Supported Capabilities
  • Fetching raw document content (simulated via JSON) using a GET tool.

  • Identifying and extracting key entities from text:

    • Supplier Name
    • Invoice / Document Number
    • Date
    • Items Purchased / Services
    • Quantity, Unit Price, Total Amount
  • Formatting extracted entities into a preliminary JSON with all fields as strings.

  • Validating and type-casting data (e.g., ensuring dates are in YYYY-MM-DD format, amounts are numbers).

  • Organizing flat line items into a proper nested JSON array (e.g., an "items" array).

  • Standardizing supplier names or categories where applicable.

  • Generating a final, structured JSON output ready for ingestion or analytics.

LLM Used
  • GPT_4O_MINI

    Note: To learn more about the LLM and to modify its behavior, refer to the Configuring LLM settings section.

Sub-Agents

1. Document Extractor

  • Role: Raw data extractor

  • Scope: Convert unstructured text from PDFs into preliminary structured JSON.

  • Description: This agent is the starting point. It uses the GET tool to fetch the raw content of a document (e.g., an invoice). It identifies key entities (like Supplier Name, Invoice Number, Date, line items, and Total Amount) and formats them into a preliminary JSON, keeping all fields as basic strings. This raw JSON is then passed to the formatter.

  • LLM Used: Default (Inherits from parent agent).

  • Tools Used: Request - Get

2. Structured Data Formatter

  • Role: Data structurer

  • Scope: Ensure JSON output is clean, typed, and ready for analytics.

  • Description: This agent receives the raw, string-based JSON from the extractor. It performs the crucial data cleaning and formatting tasks: it validates dates, converts amounts to numbers, and organizes all individual line items into a properly nested "items" array. The final, clean, and structured JSON is the output.

  • LLM Used: Default (Inherits from parent agent).

  • Tools Used: None

Tools Used:
  • Request - Get Tool: Fetches the raw document content (simulated as JSON text) from a remote endpoint.

Note: For details on modifying the Tools, refer Tools Library section.
Agent Workflow Behavior Summary
  1. The Document Extractor (start node) is triggered, using the Request - Get tool to fetch the unstructured data of an invoice.

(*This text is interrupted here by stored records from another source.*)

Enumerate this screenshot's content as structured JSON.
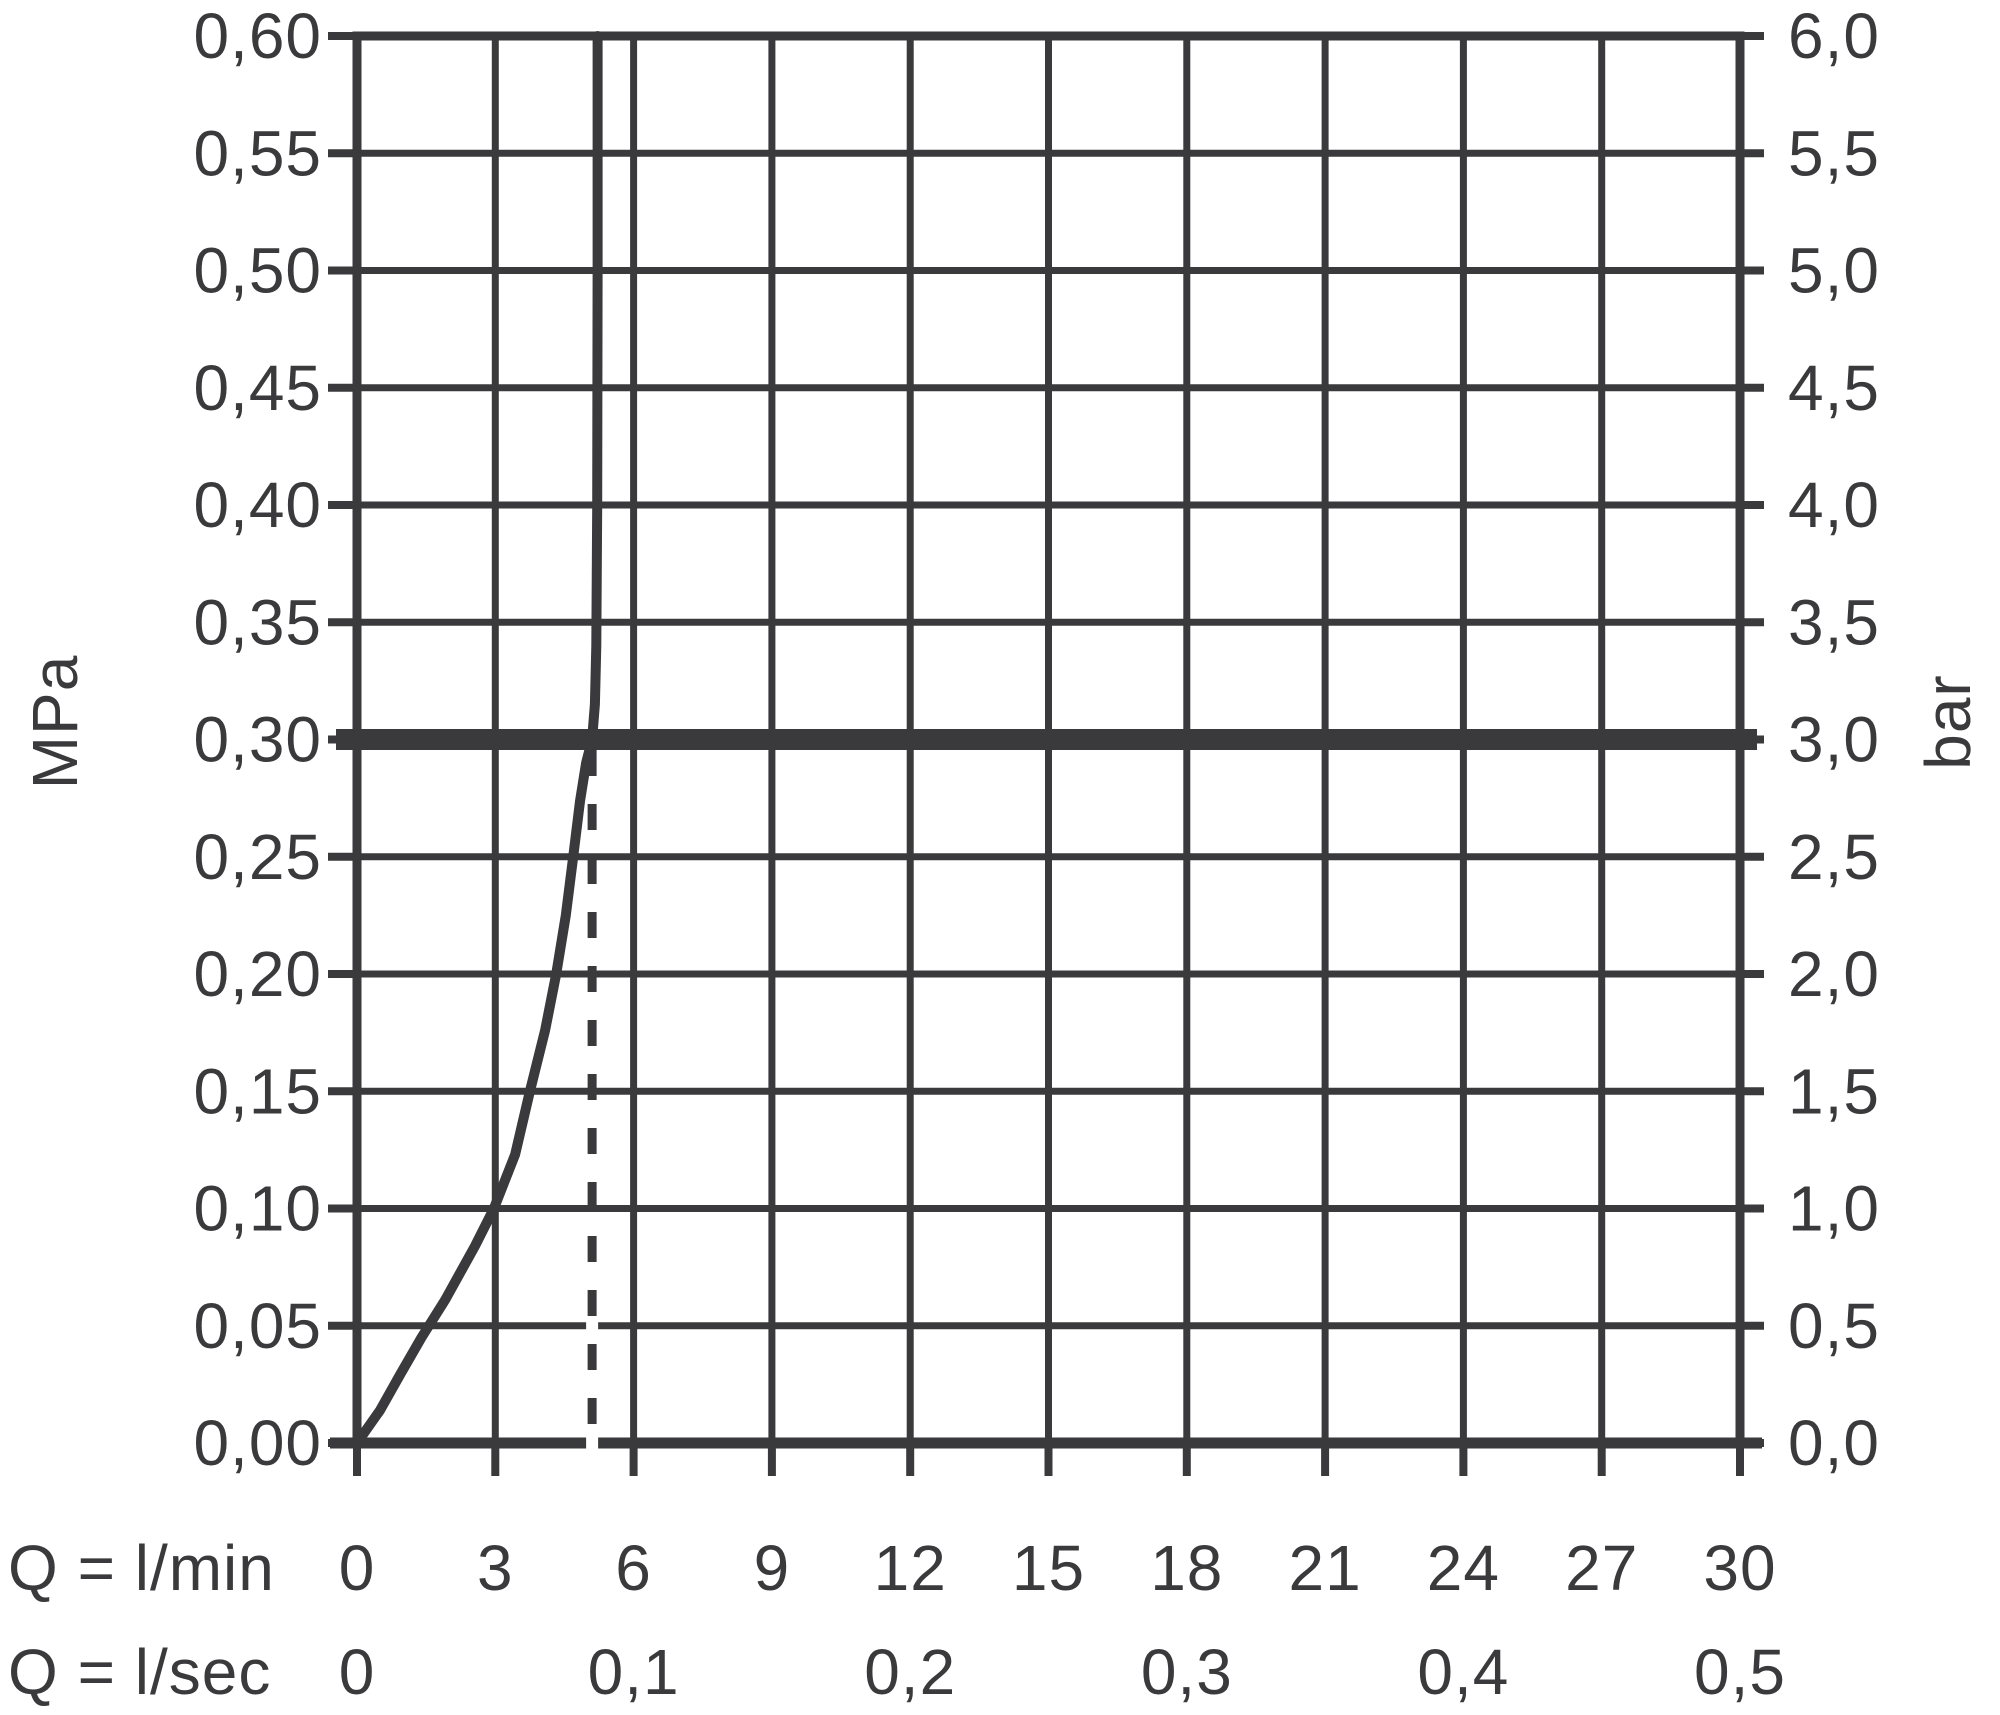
{
  "theme": {
    "ink": "#3a3a3c",
    "background": "#ffffff"
  },
  "chart_data": {
    "type": "line",
    "description": "Pressure vs. flow-rate diagram with flow-limited curve, bold reference line at 0,30 MPa / 3,0 bar and dashed marker at the resulting flow rate",
    "grid": {
      "grid_on": true,
      "x_step_lmin": 3,
      "y_step_mpa": 0.05
    },
    "y_axis_left": {
      "unit": "MPa",
      "range_mpa": [
        0,
        0.6
      ],
      "tick_labels": [
        "0,60",
        "0,55",
        "0,50",
        "0,45",
        "0,40",
        "0,35",
        "0,30",
        "0,25",
        "0,20",
        "0,15",
        "0,10",
        "0,05",
        "0,00"
      ]
    },
    "y_axis_right": {
      "unit": "bar",
      "range_bar": [
        0,
        6
      ],
      "tick_labels": [
        "6,0",
        "5,5",
        "5,0",
        "4,5",
        "4,0",
        "3,5",
        "3,0",
        "2,5",
        "2,0",
        "1,5",
        "1,0",
        "0,5",
        "0,0"
      ]
    },
    "x_axis_lmin": {
      "row_label": "Q = l/min",
      "range_lmin": [
        0,
        30
      ],
      "tick_values": [
        0,
        3,
        6,
        9,
        12,
        15,
        18,
        21,
        24,
        27,
        30
      ],
      "tick_labels": [
        "0",
        "3",
        "6",
        "9",
        "12",
        "15",
        "18",
        "21",
        "24",
        "27",
        "30"
      ]
    },
    "x_axis_lsec": {
      "row_label": "Q = l/sec",
      "tick_values_lmin": [
        0,
        6,
        12,
        18,
        24,
        30
      ],
      "tick_labels": [
        "0",
        "0,1",
        "0,2",
        "0,3",
        "0,4",
        "0,5"
      ]
    },
    "series": [
      {
        "name": "flow-curve",
        "kind": "curve",
        "points_q_lmin_p_mpa": [
          [
            0,
            0
          ],
          [
            0.5,
            0.014
          ],
          [
            0.93,
            0.029
          ],
          [
            1.4,
            0.045
          ],
          [
            1.91,
            0.061
          ],
          [
            2.56,
            0.084
          ],
          [
            2.97,
            0.1
          ],
          [
            3.43,
            0.123
          ],
          [
            3.75,
            0.15
          ],
          [
            4.08,
            0.176
          ],
          [
            4.32,
            0.2
          ],
          [
            4.53,
            0.225
          ],
          [
            4.69,
            0.25
          ],
          [
            4.84,
            0.274
          ],
          [
            4.97,
            0.29
          ],
          [
            5.1,
            0.3
          ],
          [
            5.16,
            0.315
          ],
          [
            5.19,
            0.34
          ],
          [
            5.21,
            0.4
          ],
          [
            5.22,
            0.5
          ],
          [
            5.22,
            0.6
          ]
        ]
      },
      {
        "name": "operating-pressure-line",
        "kind": "horizontal-bold-line",
        "p_mpa": 0.3,
        "p_bar": 3.0
      },
      {
        "name": "flow-at-3bar-marker",
        "kind": "vertical-dashed-line",
        "q_lmin": 5.1,
        "p_from_mpa": 0,
        "p_to_mpa": 0.295
      }
    ]
  }
}
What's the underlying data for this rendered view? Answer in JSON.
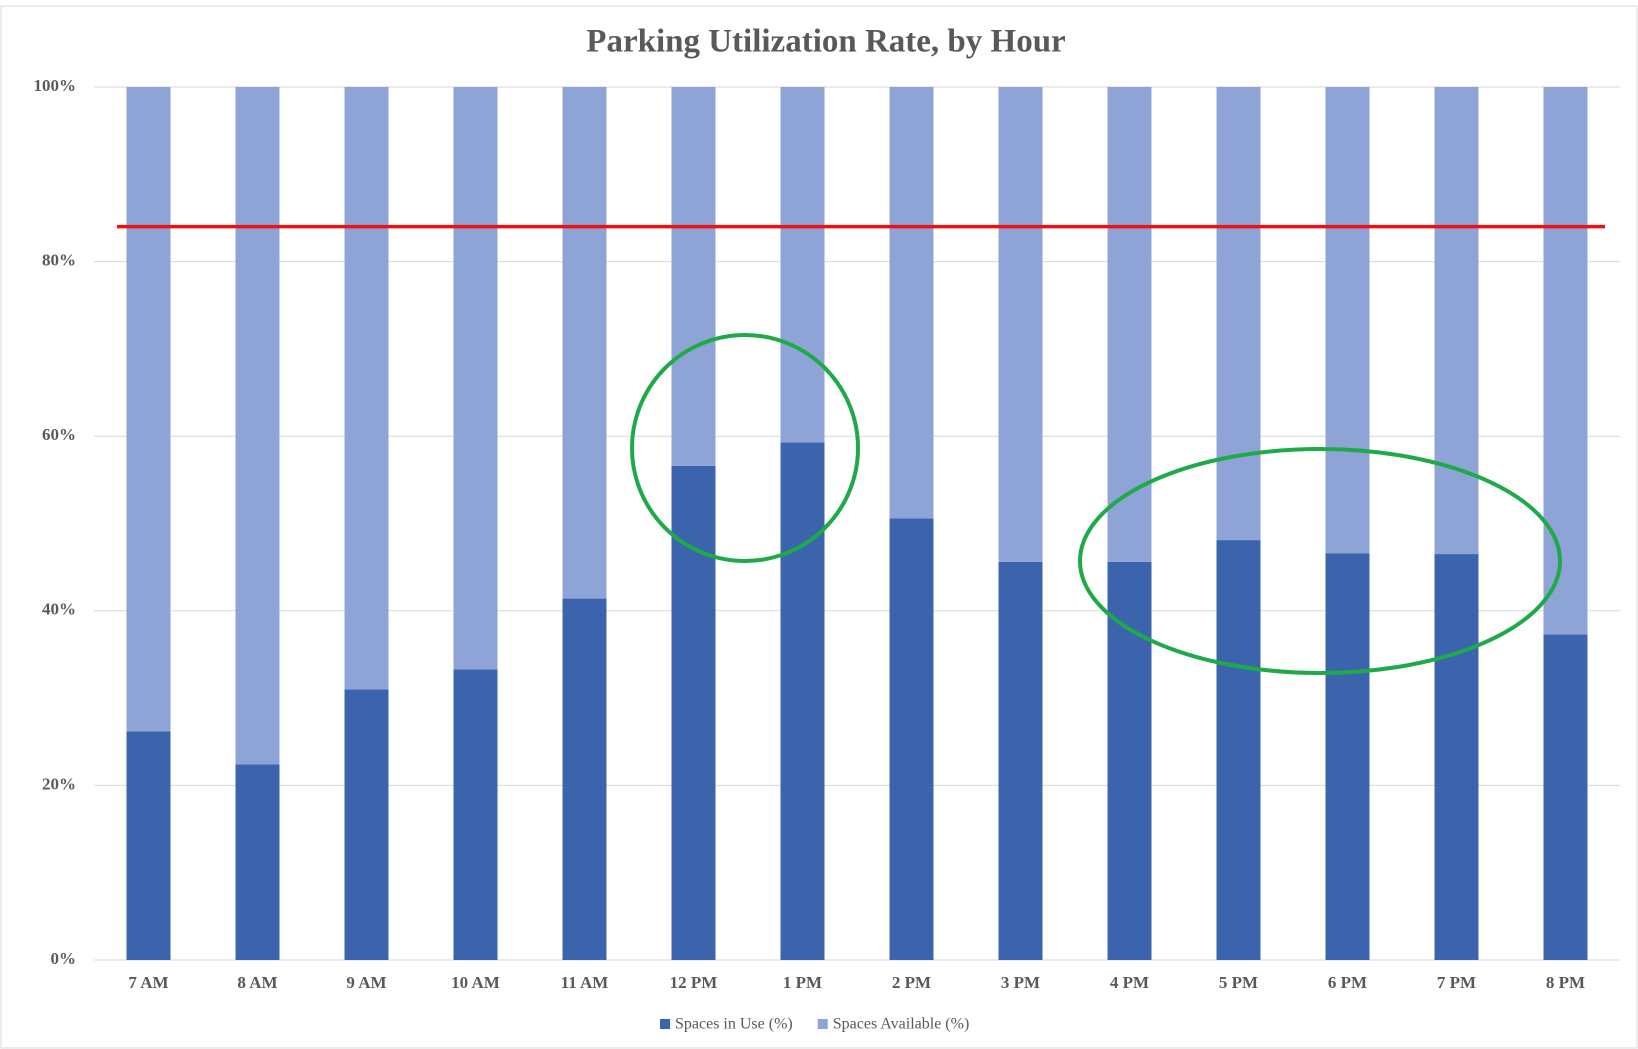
{
  "chart_data": {
    "type": "stacked_bar",
    "title": "Parking Utilization Rate, by Hour",
    "categories": [
      "7 AM",
      "8 AM",
      "9 AM",
      "10 AM",
      "11 AM",
      "12 PM",
      "1 PM",
      "2 PM",
      "3 PM",
      "4 PM",
      "5 PM",
      "6 PM",
      "7 PM",
      "8 PM"
    ],
    "series": [
      {
        "name": "Spaces in Use (%)",
        "color": "#3c64ad",
        "values": [
          26.2,
          22.4,
          31,
          33.3,
          41.4,
          56.6,
          59.3,
          50.6,
          45.6,
          45.6,
          48.1,
          46.6,
          46.5,
          37.3
        ]
      },
      {
        "name": "Spaces Available (%)",
        "color": "#8fa4d6",
        "values": [
          73.8,
          77.6,
          69,
          66.7,
          58.6,
          43.4,
          40.7,
          49.4,
          54.4,
          54.4,
          51.9,
          53.4,
          53.5,
          62.7
        ]
      }
    ],
    "ylim": [
      0,
      100
    ],
    "yticks": [
      {
        "value": 0,
        "label": "0%"
      },
      {
        "value": 20,
        "label": "20%"
      },
      {
        "value": 40,
        "label": "40%"
      },
      {
        "value": 60,
        "label": "60%"
      },
      {
        "value": 80,
        "label": "80%"
      },
      {
        "value": 100,
        "label": "100%"
      }
    ],
    "grid": true,
    "legend": "bottom",
    "reference_line": {
      "value": 84,
      "color": "#ee1111"
    }
  }
}
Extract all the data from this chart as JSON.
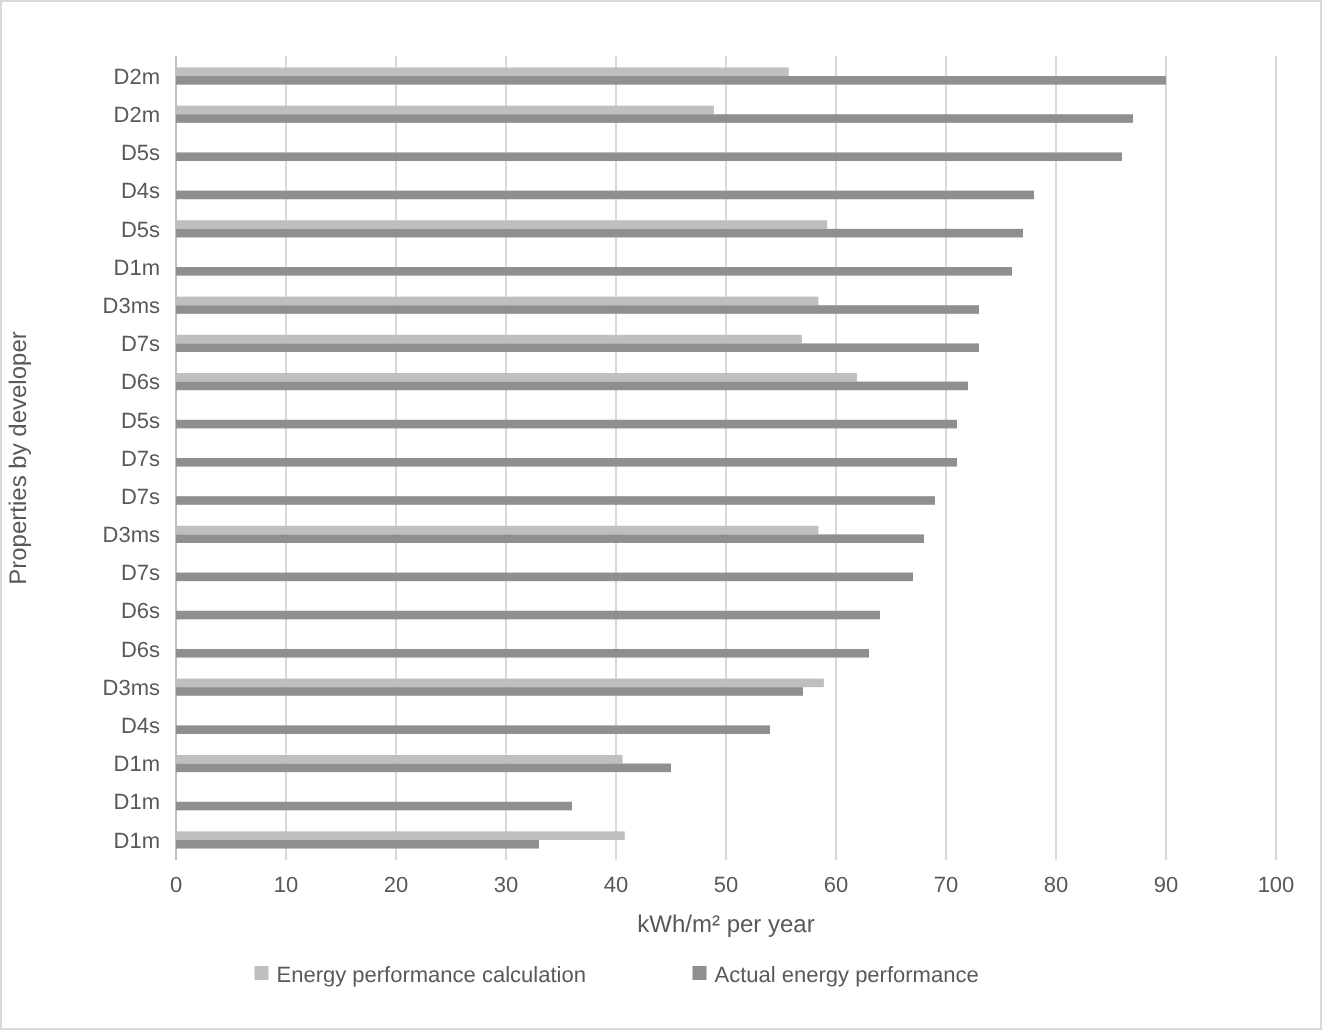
{
  "chart_data": {
    "type": "bar",
    "orientation": "horizontal",
    "xlabel": "kWh/m² per year",
    "ylabel": "Properties by developer",
    "categories": [
      "D2m",
      "D2m",
      "D5s",
      "D4s",
      "D5s",
      "D1m",
      "D3ms",
      "D7s",
      "D6s",
      "D5s",
      "D7s",
      "D7s",
      "D3ms",
      "D7s",
      "D6s",
      "D6s",
      "D3ms",
      "D4s",
      "D1m",
      "D1m",
      "D1m"
    ],
    "series": [
      {
        "name": "Energy performance calculation",
        "color": "#bfbfbf",
        "values": [
          55.7,
          48.9,
          null,
          null,
          59.2,
          null,
          58.4,
          56.9,
          61.9,
          null,
          null,
          null,
          58.4,
          null,
          null,
          null,
          58.9,
          null,
          40.6,
          null,
          40.8
        ]
      },
      {
        "name": "Actual energy performance",
        "color": "#8f8f8f",
        "values": [
          90,
          87,
          86,
          78,
          77,
          76,
          73,
          73,
          72,
          71,
          71,
          69,
          68,
          67,
          64,
          63,
          57,
          54,
          45,
          36,
          33
        ]
      }
    ],
    "xlim": [
      0,
      100
    ],
    "xticks": [
      0,
      10,
      20,
      30,
      40,
      50,
      60,
      70,
      80,
      90,
      100
    ],
    "grid": "x",
    "legend": "bottom"
  }
}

  2. It identifies key entities (Supplier, Date, Total, etc.) and formats them into a raw JSON where all values are strings.

  3. This raw JSON is passed to the Structured Data Formatter.

  4. The Structured Data Formatter (end node) cleans the data, converts data types (strings to numbers, validates dates), and organizes line items into a nested array.

  5. The agent outputs the final, clean, structured JSON, ready for database ingestion.

Sample Questions:
  • Process the attached invoice and extract its line items.

  • Extract the supplier name, invoice number, and total amount from this document.